In a strategic shift to highlight the economy in the run-up to Friday's domestic policy debate in St. Louis, Kerry said voters face a critical choice: a president "who gives more and more to those with the most" vs. a "new choice for the great middle class and all those struggling to join it." At the same time, the Kerry campaign pulled most of its national security ads and started running two new commercials highlighting his job creation plans.

Speaking to an enthusiastic crowd at Freedom High School, Kerry highlighted the most ominous economic data to indict Bush for ignoring troubles confronting most Americans and consistently choosing the wealthy over the worker. "That's what he stands for, that's who he stands for, that's who he fights for, and if you give him the chance, that's what he'll do for four more years," Kerry said.

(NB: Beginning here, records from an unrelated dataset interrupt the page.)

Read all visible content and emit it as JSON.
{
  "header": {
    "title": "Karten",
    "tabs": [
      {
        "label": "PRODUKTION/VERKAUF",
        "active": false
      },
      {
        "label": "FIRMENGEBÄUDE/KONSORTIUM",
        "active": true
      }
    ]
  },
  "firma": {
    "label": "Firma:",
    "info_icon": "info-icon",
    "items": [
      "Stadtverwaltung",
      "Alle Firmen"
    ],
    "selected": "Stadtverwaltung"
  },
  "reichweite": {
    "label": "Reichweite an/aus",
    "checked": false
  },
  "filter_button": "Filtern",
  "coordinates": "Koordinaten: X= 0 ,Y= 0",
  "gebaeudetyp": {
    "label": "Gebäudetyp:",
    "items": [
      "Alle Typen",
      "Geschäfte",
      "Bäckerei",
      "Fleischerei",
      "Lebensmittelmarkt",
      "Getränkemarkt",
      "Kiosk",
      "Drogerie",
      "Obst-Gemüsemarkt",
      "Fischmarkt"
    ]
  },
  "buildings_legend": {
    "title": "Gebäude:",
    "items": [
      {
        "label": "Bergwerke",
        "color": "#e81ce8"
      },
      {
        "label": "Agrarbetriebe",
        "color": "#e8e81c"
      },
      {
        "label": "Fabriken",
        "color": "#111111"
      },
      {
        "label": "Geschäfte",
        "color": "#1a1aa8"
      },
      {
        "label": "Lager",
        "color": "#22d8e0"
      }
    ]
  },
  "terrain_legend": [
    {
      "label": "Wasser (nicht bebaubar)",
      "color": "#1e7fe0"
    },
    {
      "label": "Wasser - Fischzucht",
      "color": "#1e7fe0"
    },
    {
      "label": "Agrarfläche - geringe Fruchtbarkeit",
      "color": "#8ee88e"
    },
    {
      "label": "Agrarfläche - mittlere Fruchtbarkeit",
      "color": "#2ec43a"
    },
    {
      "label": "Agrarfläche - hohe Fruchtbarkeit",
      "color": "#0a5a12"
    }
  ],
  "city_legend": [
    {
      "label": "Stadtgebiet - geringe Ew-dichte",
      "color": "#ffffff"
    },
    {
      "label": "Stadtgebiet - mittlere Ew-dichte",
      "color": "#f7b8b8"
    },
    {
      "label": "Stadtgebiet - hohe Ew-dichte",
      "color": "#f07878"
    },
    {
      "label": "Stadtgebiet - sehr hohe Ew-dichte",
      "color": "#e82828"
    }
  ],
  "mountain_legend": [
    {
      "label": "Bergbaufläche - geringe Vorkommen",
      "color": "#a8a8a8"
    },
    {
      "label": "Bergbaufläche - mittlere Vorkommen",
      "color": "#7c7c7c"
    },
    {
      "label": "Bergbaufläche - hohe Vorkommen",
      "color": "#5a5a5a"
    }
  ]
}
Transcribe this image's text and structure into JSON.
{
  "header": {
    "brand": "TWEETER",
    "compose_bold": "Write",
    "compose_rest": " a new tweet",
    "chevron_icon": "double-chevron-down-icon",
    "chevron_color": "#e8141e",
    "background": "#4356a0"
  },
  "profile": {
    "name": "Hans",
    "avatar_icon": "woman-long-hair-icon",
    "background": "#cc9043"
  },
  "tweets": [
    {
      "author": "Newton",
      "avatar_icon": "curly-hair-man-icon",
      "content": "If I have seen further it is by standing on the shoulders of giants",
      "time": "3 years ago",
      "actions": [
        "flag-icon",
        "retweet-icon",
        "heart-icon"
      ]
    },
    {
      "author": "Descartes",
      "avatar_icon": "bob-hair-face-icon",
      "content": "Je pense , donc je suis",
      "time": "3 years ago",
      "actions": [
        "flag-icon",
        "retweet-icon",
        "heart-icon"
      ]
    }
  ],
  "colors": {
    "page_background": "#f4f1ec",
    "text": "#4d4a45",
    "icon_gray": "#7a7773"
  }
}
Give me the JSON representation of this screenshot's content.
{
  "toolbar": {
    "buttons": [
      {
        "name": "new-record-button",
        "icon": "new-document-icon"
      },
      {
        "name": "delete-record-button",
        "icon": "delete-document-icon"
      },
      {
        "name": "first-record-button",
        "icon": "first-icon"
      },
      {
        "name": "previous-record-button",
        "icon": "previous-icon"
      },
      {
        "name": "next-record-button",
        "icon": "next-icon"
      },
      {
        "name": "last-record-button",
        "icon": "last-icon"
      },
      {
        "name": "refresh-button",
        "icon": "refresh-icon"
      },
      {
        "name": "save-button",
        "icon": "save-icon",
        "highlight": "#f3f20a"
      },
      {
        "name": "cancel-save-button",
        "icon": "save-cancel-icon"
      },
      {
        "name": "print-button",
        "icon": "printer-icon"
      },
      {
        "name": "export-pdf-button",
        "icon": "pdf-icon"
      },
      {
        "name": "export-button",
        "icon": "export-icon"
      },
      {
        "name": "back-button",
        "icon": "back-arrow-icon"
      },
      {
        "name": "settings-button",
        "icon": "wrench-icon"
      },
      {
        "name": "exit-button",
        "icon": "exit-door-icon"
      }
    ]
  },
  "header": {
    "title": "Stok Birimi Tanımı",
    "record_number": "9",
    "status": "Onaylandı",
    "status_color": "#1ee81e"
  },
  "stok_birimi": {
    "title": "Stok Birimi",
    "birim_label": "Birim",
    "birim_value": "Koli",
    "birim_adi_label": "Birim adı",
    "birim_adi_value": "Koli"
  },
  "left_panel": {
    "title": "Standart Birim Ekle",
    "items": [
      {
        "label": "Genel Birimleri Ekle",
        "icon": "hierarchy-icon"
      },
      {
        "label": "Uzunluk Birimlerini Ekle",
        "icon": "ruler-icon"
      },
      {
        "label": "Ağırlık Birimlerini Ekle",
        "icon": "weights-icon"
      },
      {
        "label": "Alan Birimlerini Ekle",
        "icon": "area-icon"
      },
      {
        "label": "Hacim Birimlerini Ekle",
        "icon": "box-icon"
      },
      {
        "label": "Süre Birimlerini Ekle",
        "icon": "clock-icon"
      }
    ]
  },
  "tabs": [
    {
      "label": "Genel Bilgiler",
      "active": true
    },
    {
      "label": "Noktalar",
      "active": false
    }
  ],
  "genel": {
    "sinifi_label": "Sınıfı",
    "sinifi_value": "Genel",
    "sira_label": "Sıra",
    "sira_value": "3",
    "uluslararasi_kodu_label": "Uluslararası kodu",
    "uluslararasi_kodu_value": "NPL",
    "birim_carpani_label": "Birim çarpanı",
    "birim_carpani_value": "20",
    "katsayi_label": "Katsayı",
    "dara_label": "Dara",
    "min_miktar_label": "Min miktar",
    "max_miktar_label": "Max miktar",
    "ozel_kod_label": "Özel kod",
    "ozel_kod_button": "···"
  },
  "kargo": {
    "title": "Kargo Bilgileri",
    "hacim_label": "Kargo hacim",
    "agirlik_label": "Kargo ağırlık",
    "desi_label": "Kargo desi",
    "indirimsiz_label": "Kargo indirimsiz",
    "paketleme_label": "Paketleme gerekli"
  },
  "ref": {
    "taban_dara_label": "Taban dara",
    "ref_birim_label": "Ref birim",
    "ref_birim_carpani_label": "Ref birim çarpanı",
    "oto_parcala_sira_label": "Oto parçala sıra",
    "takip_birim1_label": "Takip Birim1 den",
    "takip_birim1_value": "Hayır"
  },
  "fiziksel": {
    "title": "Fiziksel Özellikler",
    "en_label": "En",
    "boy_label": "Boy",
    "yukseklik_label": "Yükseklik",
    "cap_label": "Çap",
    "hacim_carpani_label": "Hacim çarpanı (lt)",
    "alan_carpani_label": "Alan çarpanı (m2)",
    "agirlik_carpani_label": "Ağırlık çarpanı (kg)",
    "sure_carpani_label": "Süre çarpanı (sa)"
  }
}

Kerry was interrupted by repeated ovations, which appears to reflect a surge in optimism among Democratic voters, officials and Kerry's aides after Thursday's debate at the University of Miami. Here in Florida, newspapers were filled with articles lauding Kerry's debate performance and momentum. The mention of the word "debate" by Sen. Bill Nelson (D-Fla.) sent audience members here to their feet chanting "Kerry, Kerry!"

The Democratic nominee is trying to build a case that Bush mishandled the economy much as he did Iraq, making strategic errors that left America worse off than when he took office and compounding problems by refusing to adjust policies. The goal of this twin assault on Iraq and the economy: erode the president's credibility and plant seeds of doubts about competency, aides say. "Time and time again, George Bush has proven that he's stubborn, out of touch and unwilling to change course," Kerry said.

However, unlike the debate over Iraq, in which there are few positive developments for the president to point to counter with now, Bush enters the fray over the economy armed with several upbeat statistics and policy alternatives. The economy is expanding at a relatively robust rate of about 3 percent; the unemployment rate is low by historical standards and jobs are slowly returning in most sectors; homeownership is at an all-time high; and the Dow Jones Industrial Average continues to hover around 10,000.

In a preview of the rebuttal millions of Americans will hear in the next debate, Bush on Saturday said Kerry is an advocate of big government who promises more than the federal budget will let him deliver.

The heart of the domestic policy debate is Kerry's plan to repeal tax cuts for those making $200,000 or more. From this repeal, which would generate between $800 billion and $900 billion in government revenue, flows the money for most of Kerry's new domestic programs. Bush says the tax-cut repeal will not provide enough to fund Kerry's plans, and he would be forced to raise taxes on other Americans or jettison, or at least curtail, campaign promises.

Bush is correct, independent budget analysts say. But those same analysts say the president has over-promised, too, by calling for the partial privatization of Social Security and new tax cuts. A study by The Washington Post found the promises Bush made at the Republican convention could top $3 trillion, compared with $2 trillion for Kerry's. Both candidates have vowed to cut the deficit in half over four years.

Testing lines he plans to use in the debate, Kerry said Bush has a four-year record of assisting corporations and shortchanging the rest of Americans. He pointed to a raft of undisputed trends and statistics: health care costs rising by double-digit percentages each year, 1 million jobs lost since Bush took office, 5 million added to the uninsured rolls and oil prices surging to $50 a barrel. While experts attribute many of these figures to factors outside the president's control, Kerry blamed Bush: "He'll tell you this is the best economy of our lifetime," Kerry said in a mocking tone. "Maybe that's true for his friends: Enron, Halliburton and for big oil."